Show Report
Last season, the 'rock Roxy' stylings of their dodgy ode to Bryan Ferry veered them into the ridicule camp, so for spring 2012 Dolce e Gabbana played it safe.
Menswear designers have a difficult task - perpetually reinventing the wheel, walking a tightrope between boredom and ridicule. Domenico Dolce and Stefano Gabbana have been walking that tightrope for over twenty years (just), so it's understandable that occasionally they'll wobble to one side or another.
Last season, the 'rock Roxy' stylings of their dodgy ode to Bryan Ferry veered them into the ridicule camp, so for spring 2012 Dolce e Gabbana played it safe. The collection revolved around two ideas - the classic black suit, and perforated layers. The first, of course, is the bastion of men's dress - the foundation of the nineteenth century Great Masculine Renunciation, the uniform of the male for nigh-on two hundred years. Suffice to say, it ain't going nowhere, and Dolce e Gabbana didn't fiddle with it too much, bleaching the colour to aubergine or even anthracite once or twice like black cloth left in the sun, rolling up the hems of carrot-top trousers and cutting the jackets a bit longer. The mesh was an excuse for Dolce e Gabbana to toy with transparency, layering perforation on perforation, and sometimes just on bared flesh for that Italo-raunch they love so much.
It may have been a volte-face from last season's eighties obsessions - but, again, it didn't really show anything new. Perforation is an idea menswear designers return to again and again - who knows what Dolce e Gabbana were trying to say with it. Maybe it was about Sicilian fisherman's nets? Maybe it was a cleaned-up appropriation of the BDSM cliche of mesh tank-top? Maybe it was about Dolce e Gabbana's obsession with the Net - the Internet that is, the giant catwalk-side video-screens this time on constant shuffle of tweet, video and new D&G iPad ap. But that's probably a metaphor too far.

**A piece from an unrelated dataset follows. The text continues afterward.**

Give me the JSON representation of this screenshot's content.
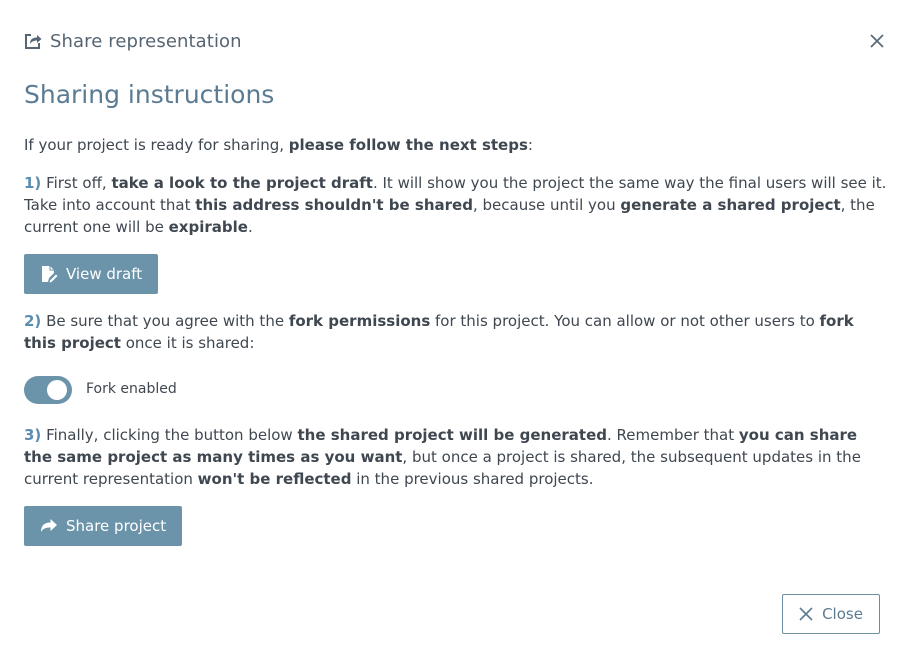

Whatever the reason, given just how wholeheartedly the Dolce team hammered it home, it'll be one of the key trends for next season (they do their research well). Other than that, is was business as usual. Those suits, frankly, could have been plucked from any Dolce collection from the past 20 years. They still looked good, but they didn't look fresh. Lawrence of Arabia spoke of sand blindness when wandering the desert, and there was something of the same feeling in Dolce e Gabbana's endless parade of stock shapes in safe, sandy neutrals. And ultimately, that's an apt summary of how I felt about this collection. Entirely neutral.